Dopo i tragici fatti di Caldes in Trentino
I drammatici fatti della val di Sole a Caldes, in provincia di Trento, dove un’orsa ha ucciso un giovane escursionista ha convinto il leghista Valter Marin a impegnare con un Ordine del giorno il presidente e la giunta regionale perché siano emanate delle linee guida che vietino l’immissione di nuove specie animali nel territorio regionale piemontese, quali, a titolo esemplificativo ma non esaustivo, l’orso, la lince, lo sciacallo dorato, le nutrie (ecc.) al fine della tutela della sicurezza pubblica, dell’ecosistema e onde scongiurare gravi danni economico-sociali al settore agro-pastorale e turistico.

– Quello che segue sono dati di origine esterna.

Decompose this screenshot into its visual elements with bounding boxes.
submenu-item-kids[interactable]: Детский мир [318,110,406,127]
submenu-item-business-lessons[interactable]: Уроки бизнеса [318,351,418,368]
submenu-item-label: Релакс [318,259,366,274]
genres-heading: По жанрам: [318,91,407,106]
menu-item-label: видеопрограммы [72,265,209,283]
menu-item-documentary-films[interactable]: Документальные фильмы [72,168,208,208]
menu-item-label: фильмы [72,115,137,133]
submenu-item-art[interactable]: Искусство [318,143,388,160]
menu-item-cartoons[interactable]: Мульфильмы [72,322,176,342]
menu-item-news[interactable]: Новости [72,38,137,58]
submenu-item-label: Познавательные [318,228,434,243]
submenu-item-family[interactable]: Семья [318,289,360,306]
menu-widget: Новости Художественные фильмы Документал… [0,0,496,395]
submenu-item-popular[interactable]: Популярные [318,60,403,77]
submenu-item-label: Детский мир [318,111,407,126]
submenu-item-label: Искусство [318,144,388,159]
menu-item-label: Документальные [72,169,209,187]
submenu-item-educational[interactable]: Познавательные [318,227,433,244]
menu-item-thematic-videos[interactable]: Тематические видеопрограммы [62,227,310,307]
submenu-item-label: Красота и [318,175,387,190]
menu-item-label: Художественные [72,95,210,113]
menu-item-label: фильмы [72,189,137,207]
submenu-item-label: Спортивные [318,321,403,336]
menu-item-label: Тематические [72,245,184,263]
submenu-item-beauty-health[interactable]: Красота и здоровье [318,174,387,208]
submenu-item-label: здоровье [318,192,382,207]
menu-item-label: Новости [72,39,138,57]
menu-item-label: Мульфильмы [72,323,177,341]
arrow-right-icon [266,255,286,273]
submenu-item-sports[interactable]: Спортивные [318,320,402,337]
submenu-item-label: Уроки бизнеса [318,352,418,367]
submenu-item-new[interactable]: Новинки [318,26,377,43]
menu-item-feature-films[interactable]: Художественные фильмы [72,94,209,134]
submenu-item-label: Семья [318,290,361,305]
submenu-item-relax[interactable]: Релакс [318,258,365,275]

Secondo l’ultimo censimento, avvenuto lo scorso anno, sono più di 3mila i lupi presenti sull’intero territorio nazionale, con non meno di 400 esemplari nel nostro Piemonte. Un numero che da solo rappresenta il primo fattore di abbandono degli allevamenti in montagna. Facendo un parallelo con quanto avviene in Slovenia, lì il ministro per le risorse naturali e gli affari territoriali ha deciso di abbattere 230 orsi bruni, una misura ritenuta necessaria per proteggere i cittadini e scongiurare i danni causati dagli orsi. Attualmente la popolazione dei plantigradi nella zona è di 1100 esemplari e l’obiettivo è riportarla sotto quota 800, una cifra ritenuta ancora sostenibile. Nel solo Trentino, invece, sono ormai presenti circa 110 orsi bruni e la Provincia Autonoma di Trento, a seguito della tragedia a Caldes, vorrebbe dimezzarne il numero.
Non va poi dimenticato, sollecita Marin, che l’articolo 12 del DPR 357/1997 prevede che ogni intervento di reintroduzione e ripopolamento delle specie animali e vegetali possa essere realizzato solo se autorizzato dagli organismi competenti (Regioni, Province e Enti di gestione delle aree protette nazionali), mentre il DPR 120/2003 prevede il divieto di introdurre, reintrodurre e ripopolare specie e popolazioni alloctone. Inoltre il parere delle popolazioni interessate deve essere vincolante, prima ancora di qualsiasi parere scientifico.
“Il tragico episodio di Caldes – conclude il leghista Marin – ha riportato all’attenzione dell’opinione pubblica la difficoltà di gestione dei grandi carnivori e di difficile se non impossibile convivenza con l’uomo. L’immissione di predatori e l’aumento esponenziale di quelli esistenti hanno provocato danni inimmaginabili e non più sostenibili ai numerosi allevamenti bovini, caprini ed ovini che da sempre hanno caratterizzato la pastorizia piemontese, settore fondamentale ed ottimo esempio di sostenibilità, di valorizzazione di prodotti di alta qualità e fonte di economia e di turismo di eccellenza”.